Usai pulih, Ahmad Dhani langsung kembali menyerang mantan istrinya dengan mengunggah dokumen lama terkait laporan dari Maia Estianty.

 Kejadian ini bermula pada Minggu (3/5/2026), saat akun @ahmaddhaniofficial mendadak tidak dapat diakses.

 Hilangnya akun terjadi tidak lama setelah Dhani mengunggah konten di sela prosesi siraman putra bungsunya, El Rumi.

Dalam unggahan tersebut, Dhani membagikan foto bersama putrinya, Safeea, dengan keterangan yang memicu perhatian warganet.

 Dalam tulisan tersebut, Dhani menyinggung adanya drama dan narasi publik yang menggiring opini seolah seseorang menjadi korban.

 Unggahan itu memicu spekulasi karena Dhani diduga menyindir Maia Estianty hingga isu perselingkuhan yang melibatkan seorang petinggi televisi swasta.

 Tidak tinggal diam, Dhani memutuskan mendatangi Gedung Bareskrim Polri di Jakarta Selatan pada Senin (4/5/2026).

Kedatangannya bertujuan untuk berkonsultasi dengan ahli siber mengenai hilangnya akun Instagram miliknya tersebut. 

Dhani meyakini bahwa hilangnya akun ini merupakan dampak dari sikapnya yang semakin vokal di media sosial.

Ia menduga ada pasukan buzzer yang sengaja dikerahkan untuk membungkam suaranya dan tengah berupaya melacak pihak di balik pergerakan tersebut.

"Tim saya lagi nyari siapa yang mengarahkan buzzer-buzzer itu, enggak ada (langkah hukum), gimana caranya," tegasnya.

Langkah konsultasi yang dilakukan Ahmad Dhani di Bareskrim membuahkan penjelasan terkait teknis hilangnya akun tersebut.

 Berdasarkan diskusi dengan ahli siber, Dhani mendapatkan kepastian bahwa hilangnya akun miliknya bukan disebabkan oleh laporan massal atau mass report dari netizen, melainkan sebuah tindakan yang terorganisir.

 "Cuman info dari Bareskrin itu bukan mass report.

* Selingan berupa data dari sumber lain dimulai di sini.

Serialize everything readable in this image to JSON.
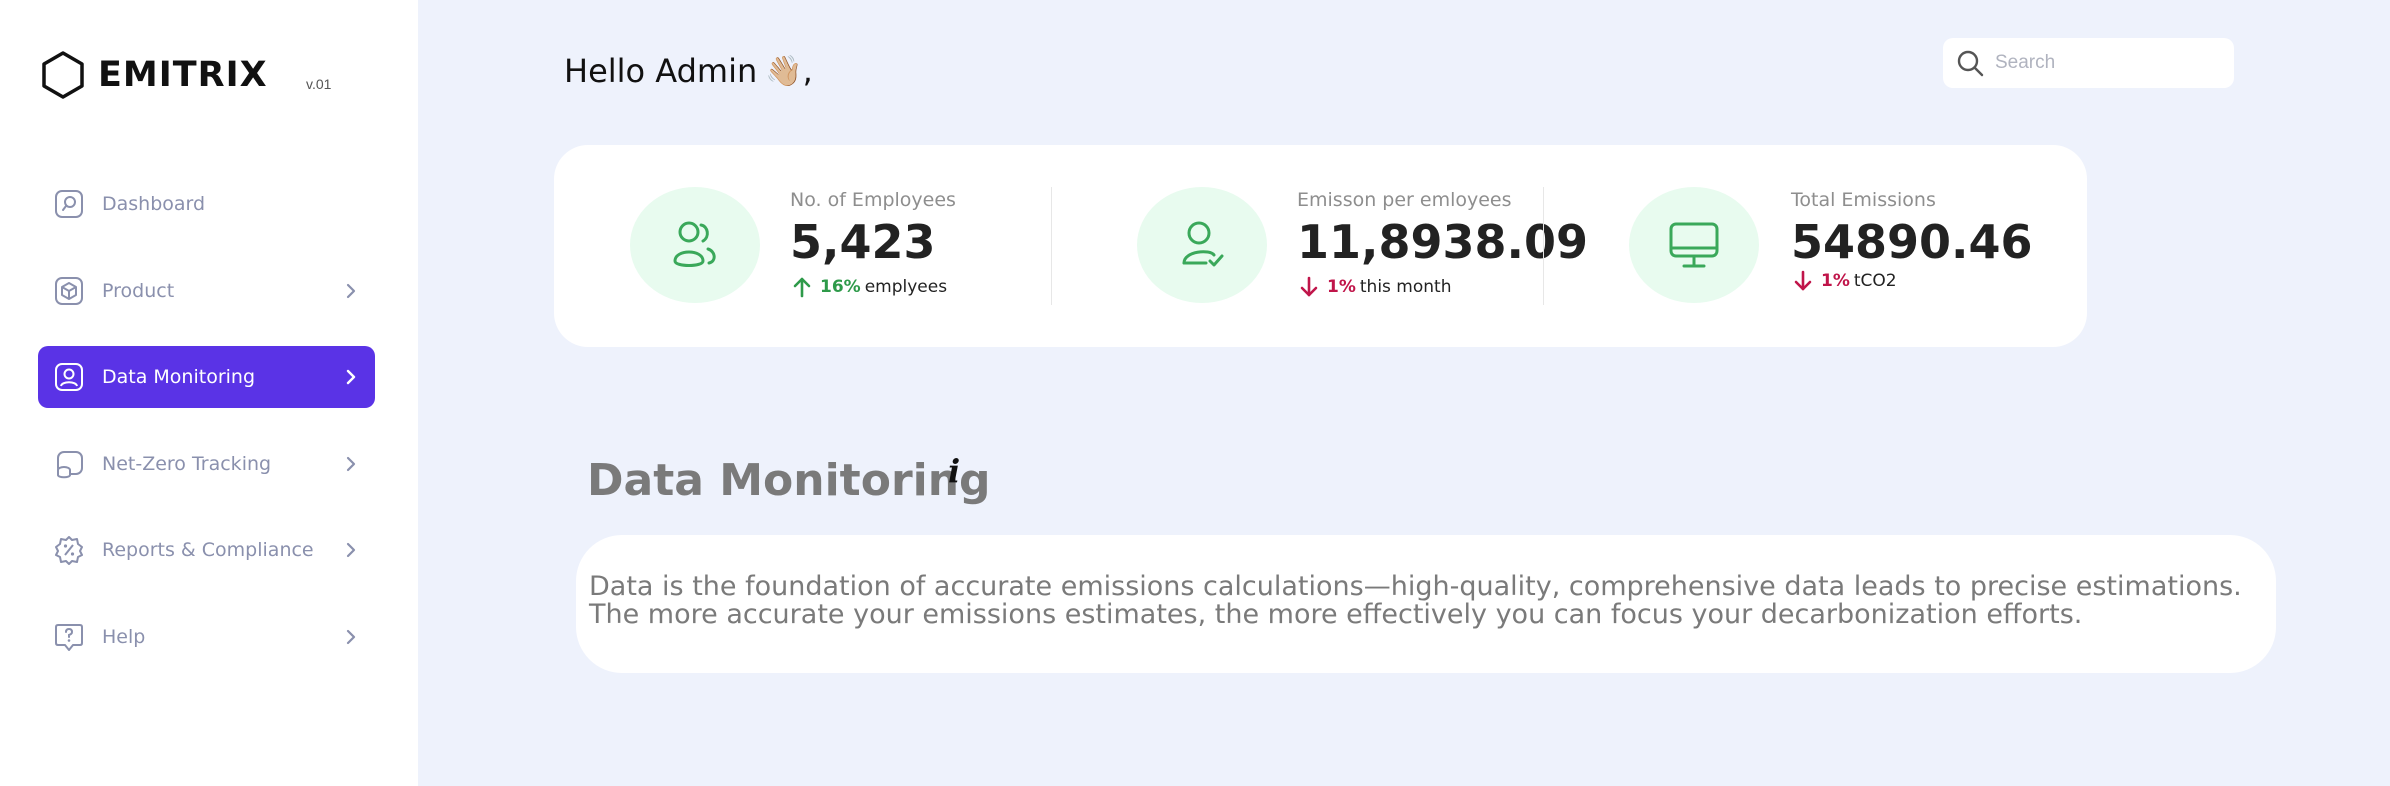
{
  "brand": {
    "name": "EMITRIX",
    "version": "v.01"
  },
  "sidebar": {
    "items": [
      {
        "label": "Dashboard",
        "icon": "search-square-icon",
        "has_chevron": false,
        "active": false
      },
      {
        "label": "Product",
        "icon": "box-icon",
        "has_chevron": true,
        "active": false
      },
      {
        "label": "Data Monitoring",
        "icon": "user-square-icon",
        "has_chevron": true,
        "active": true
      },
      {
        "label": "Net-Zero Tracking",
        "icon": "coins-icon",
        "has_chevron": true,
        "active": false
      },
      {
        "label": "Reports & Compliance",
        "icon": "badge-percent-icon",
        "has_chevron": true,
        "active": false
      },
      {
        "label": "Help",
        "icon": "help-message-icon",
        "has_chevron": true,
        "active": false
      }
    ]
  },
  "header": {
    "greeting": "Hello Admin",
    "wave": "👋🏼",
    "comma": ",",
    "search_placeholder": "Search"
  },
  "stats": [
    {
      "label": "No. of Employees",
      "value": "5,423",
      "trend_direction": "up",
      "trend_pct": "16%",
      "trend_text": "emplyees",
      "icon": "users-icon"
    },
    {
      "label": "Emisson per emloyees",
      "value": "11,8938.09",
      "trend_direction": "down",
      "trend_pct": "1%",
      "trend_text": "this month",
      "icon": "user-check-icon"
    },
    {
      "label": "Total Emissions",
      "value": "54890.46",
      "trend_direction": "down",
      "trend_pct": "1%",
      "trend_text": "tCO2",
      "icon": "monitor-icon"
    }
  ],
  "section": {
    "title": "Data Monitoring",
    "info_glyph": "i",
    "description": "Data is the foundation of accurate emissions calculations—high-quality, comprehensive data leads to precise estimations. The more accurate your emissions estimates, the more effectively you can focus your decarbonization efforts."
  },
  "colors": {
    "accent": "#5a33e6",
    "background": "#eef2fc",
    "positive": "#2e9a4a",
    "negative": "#c0154a",
    "icon_circle": "#e8fbef",
    "icon_stroke": "#3aa85a"
  }
}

Jadi, akun saya itu di-take down bukan karena mass report, tapi karena pesanan khusus," ujar Ahmad Dhani.

 Ia menduga ada pihak yang merasa terancam dengan aktivitasnya di media sosial.

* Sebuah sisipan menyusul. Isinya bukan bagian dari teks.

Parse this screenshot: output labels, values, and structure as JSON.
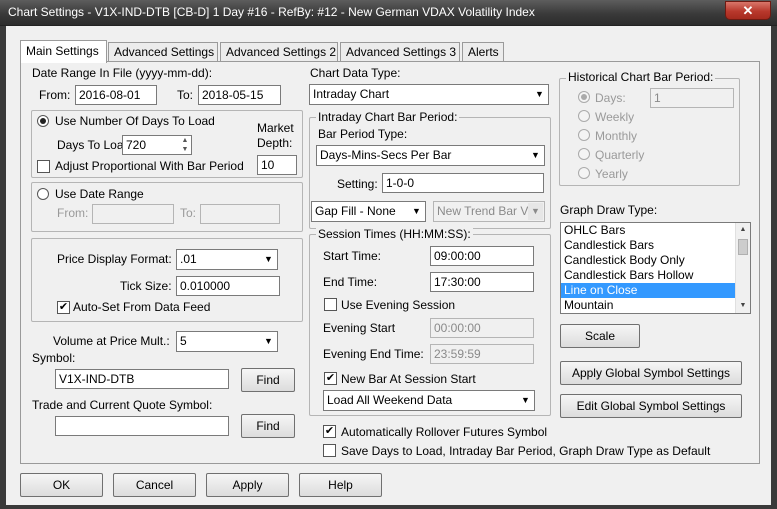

 Ia menilai pihak tersebut merasa ketakutan karena ia secara konsisten terus membahas fakta-fakta masa lalu.

"Pastinya ketakutan. Ketakutan postingnya itu terus-terusan gitu loh," jelasnya.

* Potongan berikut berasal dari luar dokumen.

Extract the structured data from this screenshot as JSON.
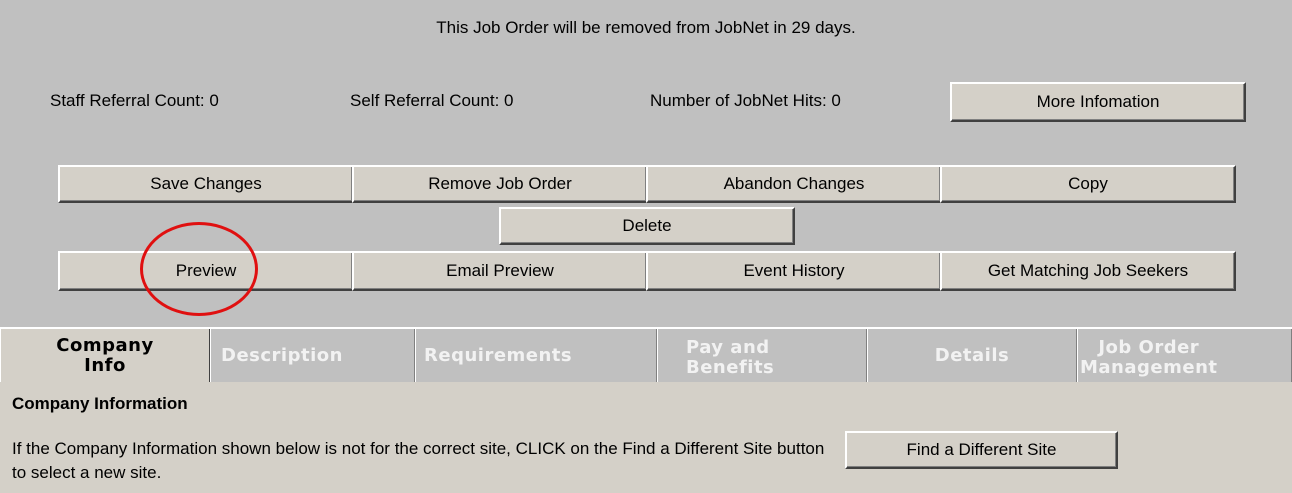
{
  "notice": "This Job Order will be removed from JobNet in 29 days.",
  "stats": {
    "staff_referral": "Staff Referral Count: 0",
    "self_referral": "Self Referral Count: 0",
    "jobnet_hits": "Number of JobNet Hits: 0"
  },
  "buttons": {
    "more_info": "More Infomation",
    "save_changes": "Save Changes",
    "remove_job_order": "Remove Job Order",
    "abandon_changes": "Abandon Changes",
    "copy": "Copy",
    "delete": "Delete",
    "preview": "Preview",
    "email_preview": "Email Preview",
    "event_history": "Event History",
    "get_matching": "Get Matching Job Seekers",
    "find_different_site": "Find a Different Site"
  },
  "tabs": {
    "company_info_1": "Company",
    "company_info_2": "Info",
    "description": "Description",
    "requirements": "Requirements",
    "pay_1": "Pay and",
    "pay_2": "Benefits",
    "details": "Details",
    "jom_1": "Job Order",
    "jom_2": "Management"
  },
  "content": {
    "heading": "Company Information",
    "info": "If the Company Information shown below is not for the correct site, CLICK on the Find a Different Site button to select a new site."
  },
  "colors": {
    "panel": "#c0c0c0",
    "button_face": "#d4d0c8",
    "annotation": "#e01010"
  }
}
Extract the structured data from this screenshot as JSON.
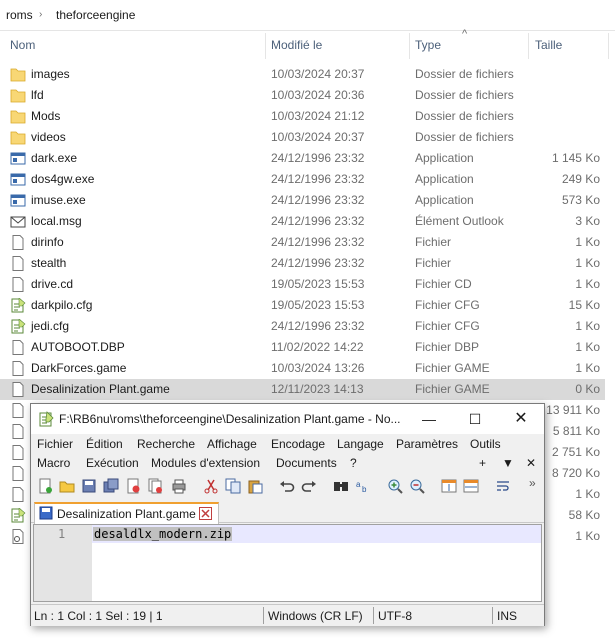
{
  "breadcrumb": {
    "items": [
      "roms",
      "theforceengine"
    ]
  },
  "columns": {
    "name": "Nom",
    "date": "Modifié le",
    "type": "Type",
    "size": "Taille"
  },
  "files": [
    {
      "name": "images",
      "date": "10/03/2024 20:37",
      "type": "Dossier de fichiers",
      "size": "",
      "icon": "folder-icon"
    },
    {
      "name": "lfd",
      "date": "10/03/2024 20:36",
      "type": "Dossier de fichiers",
      "size": "",
      "icon": "folder-icon"
    },
    {
      "name": "Mods",
      "date": "10/03/2024 21:12",
      "type": "Dossier de fichiers",
      "size": "",
      "icon": "folder-icon"
    },
    {
      "name": "videos",
      "date": "10/03/2024 20:37",
      "type": "Dossier de fichiers",
      "size": "",
      "icon": "folder-icon"
    },
    {
      "name": "dark.exe",
      "date": "24/12/1996 23:32",
      "type": "Application",
      "size": "1 145 Ko",
      "icon": "application-icon"
    },
    {
      "name": "dos4gw.exe",
      "date": "24/12/1996 23:32",
      "type": "Application",
      "size": "249 Ko",
      "icon": "application-icon"
    },
    {
      "name": "imuse.exe",
      "date": "24/12/1996 23:32",
      "type": "Application",
      "size": "573 Ko",
      "icon": "application-icon"
    },
    {
      "name": "local.msg",
      "date": "24/12/1996 23:32",
      "type": "Élément Outlook",
      "size": "3 Ko",
      "icon": "envelope-icon"
    },
    {
      "name": "dirinfo",
      "date": "24/12/1996 23:32",
      "type": "Fichier",
      "size": "1 Ko",
      "icon": "file-icon"
    },
    {
      "name": "stealth",
      "date": "24/12/1996 23:32",
      "type": "Fichier",
      "size": "1 Ko",
      "icon": "file-icon"
    },
    {
      "name": "drive.cd",
      "date": "19/05/2023 15:53",
      "type": "Fichier CD",
      "size": "1 Ko",
      "icon": "file-icon"
    },
    {
      "name": "darkpilo.cfg",
      "date": "19/05/2023 15:53",
      "type": "Fichier CFG",
      "size": "15 Ko",
      "icon": "notepad-file-icon"
    },
    {
      "name": "jedi.cfg",
      "date": "24/12/1996 23:32",
      "type": "Fichier CFG",
      "size": "1 Ko",
      "icon": "notepad-file-icon"
    },
    {
      "name": "AUTOBOOT.DBP",
      "date": "11/02/2022 14:22",
      "type": "Fichier DBP",
      "size": "1 Ko",
      "icon": "file-icon"
    },
    {
      "name": "DarkForces.game",
      "date": "10/03/2024 13:26",
      "type": "Fichier GAME",
      "size": "1 Ko",
      "icon": "file-icon"
    },
    {
      "name": "Desalinization Plant.game",
      "date": "12/11/2023 14:13",
      "type": "Fichier GAME",
      "size": "0 Ko",
      "icon": "file-icon",
      "selected": true
    },
    {
      "name": "",
      "date": "",
      "type": "",
      "size": "13 911 Ko",
      "icon": "file-icon"
    },
    {
      "name": "",
      "date": "",
      "type": "",
      "size": "5 811 Ko",
      "icon": "file-icon"
    },
    {
      "name": "",
      "date": "",
      "type": "",
      "size": "2 751 Ko",
      "icon": "file-icon"
    },
    {
      "name": "",
      "date": "",
      "type": "",
      "size": "8 720 Ko",
      "icon": "file-icon"
    },
    {
      "name": "",
      "date": "",
      "type": "",
      "size": "1 Ko",
      "icon": "file-icon"
    },
    {
      "name": "",
      "date": "",
      "type": "",
      "size": "58 Ko",
      "icon": "notepad-file-icon"
    },
    {
      "name": "",
      "date": "",
      "type": "",
      "size": "1 Ko",
      "icon": "settings-file-icon"
    }
  ],
  "notepad": {
    "title": "F:\\RB6nu\\roms\\theforceengine\\Desalinization Plant.game - No...",
    "menu1": [
      "Fichier",
      "Édition",
      "Recherche",
      "Affichage",
      "Encodage",
      "Langage",
      "Paramètres",
      "Outils"
    ],
    "menu1_right": [
      "+",
      "▼",
      "✕"
    ],
    "menu2": [
      "Macro",
      "Exécution",
      "Modules d'extension",
      "Documents",
      "?"
    ],
    "tab_label": "Desalinization Plant.game",
    "line_number": "1",
    "content": "desaldlx_modern.zip",
    "status": {
      "pos": "Ln : 1    Col : 1    Sel : 19 | 1",
      "eol": "Windows (CR LF)",
      "encoding": "UTF-8",
      "mode": "INS"
    }
  }
}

 Situasi tersebut akhirnya berangsur normal pada Selasa (5/5/2026) ketika akun @ahmaddhaniofficial kembali dapat diakses publik.

 Meski akun telah pulih, jumlah pengikutnya terpantau stabil di angka sekitar satu juta akun.

Tak lama setelah akunnya kembali, Dhani langsung kembali menyerang Maia Estianty.

 Ia membagikan dokumen kepolisian terkait penghentian penyidikan atas laporan dugaan Kekerasan Dalam Rumah Tangga (KDRT) yang pernah dilayangkan oleh mantan istrinya.

 Dokumen itu menunjukkan bahwa proses penyidikan dihentikan pada 3 November 2008 karena tidak ditemukan cukup bukti.

 Dhani menyertakan keterangan dalam unggahannya terkait dokumen tersebut.